3つのR
「・・・うん、オッケー」
低い声が聞こえた。
恐らく赤面して恥かしさの余り呼吸困難で死に掛けている私に体を向けなおし、龍さんがしゃがみ込んで目線を合わせる。それから、タレ目を細めて笑って言った。
「奥ゆかしい方がずうずうしいよりはずっといいって思うけどさ、でも女の子は多少ワガママでも素直なのがいいと思うぜ」
・・・出た。女の子。私は口元を押さえたままでぼそぼそと言う。
「・・・・うわ・・・あのー、今のは・・・忘れて下さい」
私の小さな言葉は絶対聞こえていたはずだけど、彼は耳に指をひっかけて、何?聞こえなかった、と言う。
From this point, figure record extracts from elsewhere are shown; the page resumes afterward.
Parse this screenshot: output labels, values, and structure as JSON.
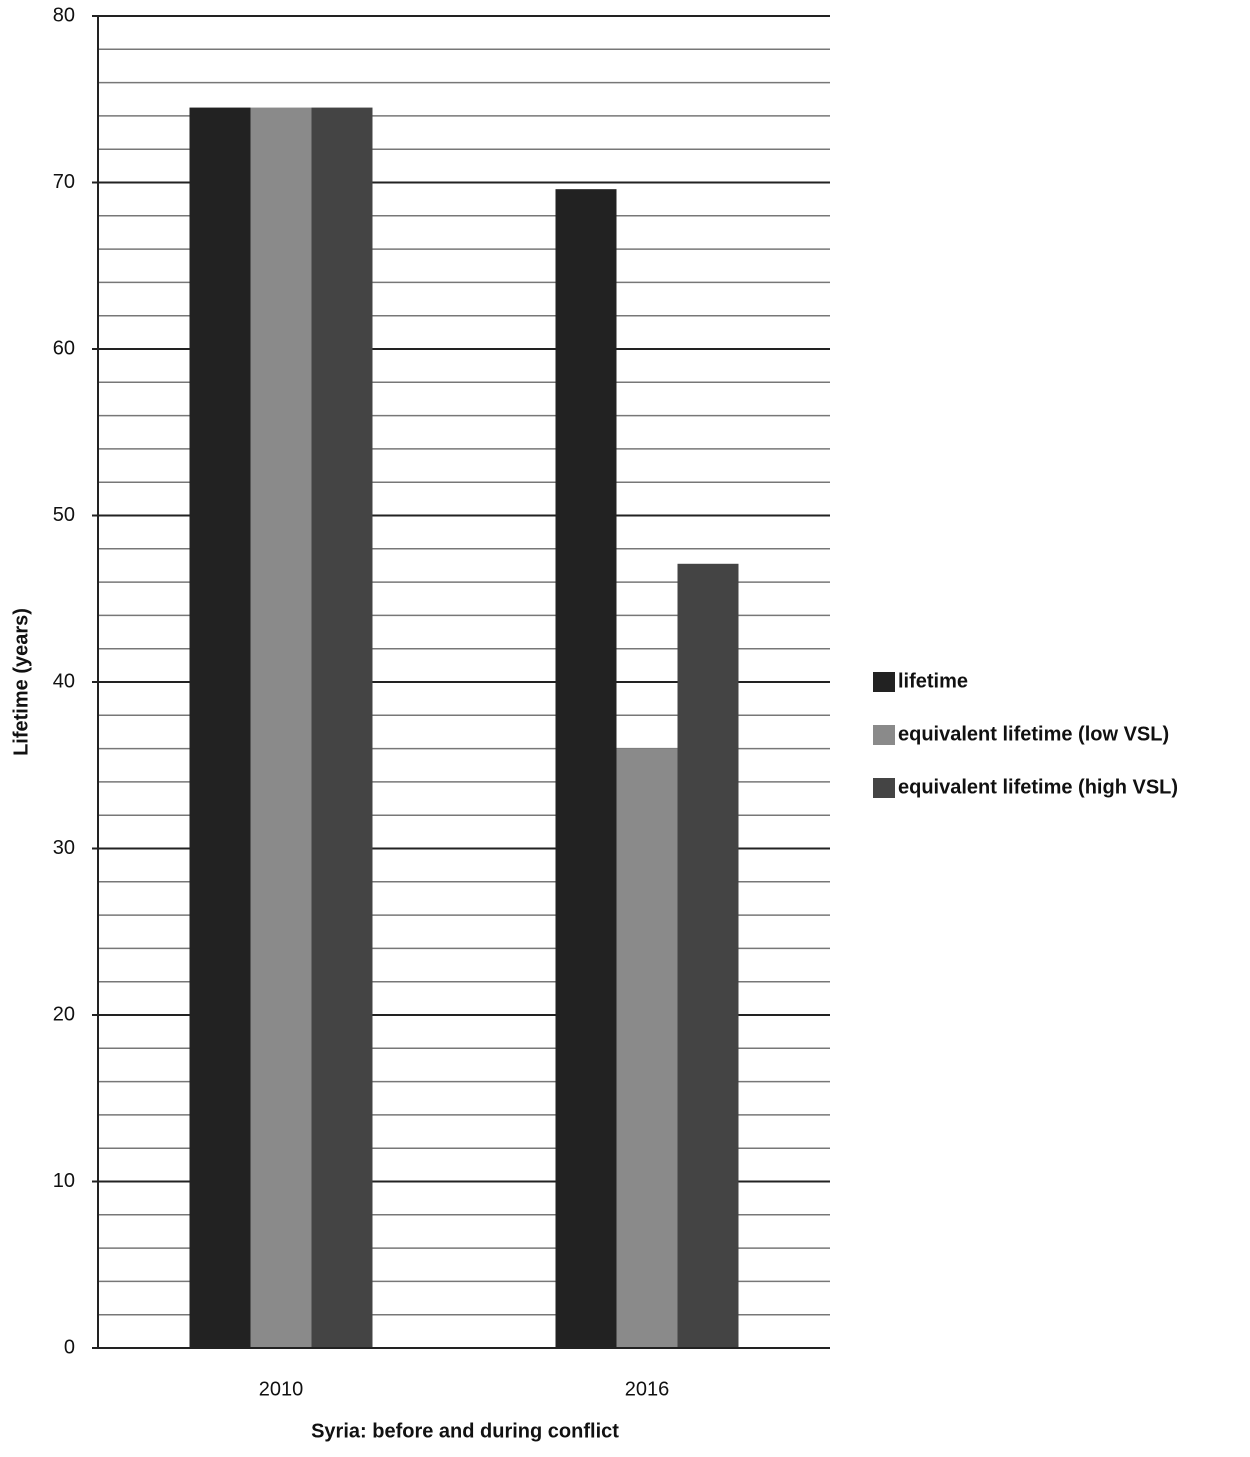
{
  "chart_data": {
    "type": "bar",
    "categories": [
      "2010",
      "2016"
    ],
    "series": [
      {
        "name": "lifetime",
        "color": "#222222",
        "values": [
          74.5,
          69.6
        ]
      },
      {
        "name": "equivalent lifetime (low VSL)",
        "color": "#8a8a8a",
        "values": [
          74.5,
          36.0
        ]
      },
      {
        "name": "equivalent lifetime (high VSL)",
        "color": "#444444",
        "values": [
          74.5,
          47.1
        ]
      }
    ],
    "x_label": "Syria: before and during conflict",
    "y_label": "Lifetime (years)",
    "ylim": [
      0,
      80
    ],
    "yticks": [
      0,
      10,
      20,
      30,
      40,
      50,
      60,
      70,
      80
    ],
    "minor_yticks": [
      2,
      4,
      6,
      8,
      12,
      14,
      16,
      18,
      22,
      24,
      26,
      28,
      32,
      34,
      36,
      38,
      42,
      44,
      46,
      48,
      52,
      54,
      56,
      58,
      62,
      64,
      66,
      68,
      72,
      74,
      76,
      78
    ],
    "grid": true,
    "legend": "right"
  }
}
もう一度言ってみたところできっと同じ結果だろうってわかった。
だって、既に龍さんはいたずらっこのような企んだ顔をしていたからだ。
それから彼は問答無用で私をベッドへ横たえさせたのだ。詳細は恥かしくて瞬間的に忘れたけれど、自力で寝転ばないなら俺が押し倒してあげようか?などと言ったような気がする。・・・・忘れたけど。忘れたかったからいいんだけど。
「病人なんだから、寝て」
結局負けてその服のままでベッドに寝転んでいた私は、掛け布団を頭まで引っ張り上げながら叫んだ。